We'll need to configure STONITH.

You can see all the available STONITH devices using:

# stonith_admin -I

You can use any of the listed devices as part of your configuration. (Added after stonith:_________)

# crm configure
# property stonith-enabled=true
# property stonith-action=poweroff
# rsc_defaults resource-stickiness=100
# property no-quorum-policy=ignore
  
# primitive vm-fence-c1 stonith:fence_vmware_soap \
   params ipaddr="172.17.12.8" login="root" passwd="xxx" \
     port="OpenStack C1" ssl="1" retry_on="20" shell_timeout="10" \
     login_timeout="10" action="off" verbose="true"
  
# primitive vm-fence-c2 stonith:fence_vmware_soap \
   params ipaddr="172.20.1.27" login="root" passwd="xxx" \
     port="OpenStack C2" ssl="1" retry_on="20" shell_timeout="10" \
     login_timeout="10" action="off" verbose="true"
 
# location l-vm-c1 vm-fence-c1 -inf: os-c1
# location l-vm-c2 vm-fence-c2 -inf: os-c2
# commit

Other Commands

Change a node to a secondary on a specific resource (eg: mysql):

# drbdadm secondary mysql

To show the current role of a node on a specific resource:

# drbdadm role mysql

Split Brain

The two nodes will either be in the WFConnection or StandAlone state:

[root@os-c1 mnt]# drbd-overview 
0:mysql/0  StandAlone Secondary/Unknown UpToDate/DUnknown 

[root@os-c2 mnt]# drbd-overview 
0:mysql/0  StandAlone Primary/Unknown UpToDate/DUnknown

Make both nodes in the StandAlone state by disconnecting the resource if it is in the WFConnection state.

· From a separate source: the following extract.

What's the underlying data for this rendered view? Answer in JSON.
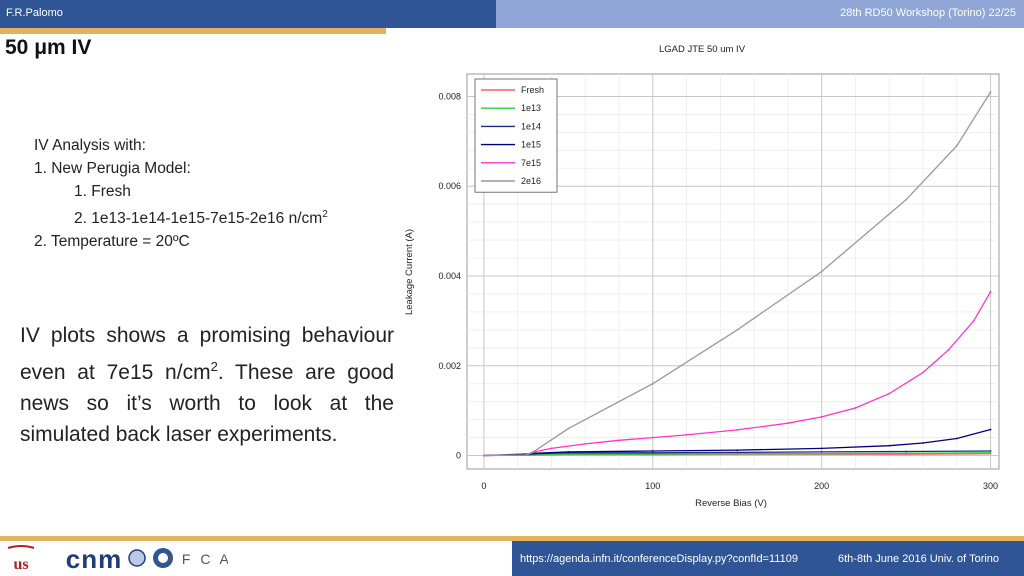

Set the two nodes to secondary

# drbdadm secondary mysql

The node which that is to have its data discarded will then need connect with the --discard-my-data option:

# drbdadm connect --discard-my-data mysql

The node that is to have its data preserved should just connect:

# drbdadm connect mysql

Both nodes should not be in the StandAlone state and should at this point be connected and syncing.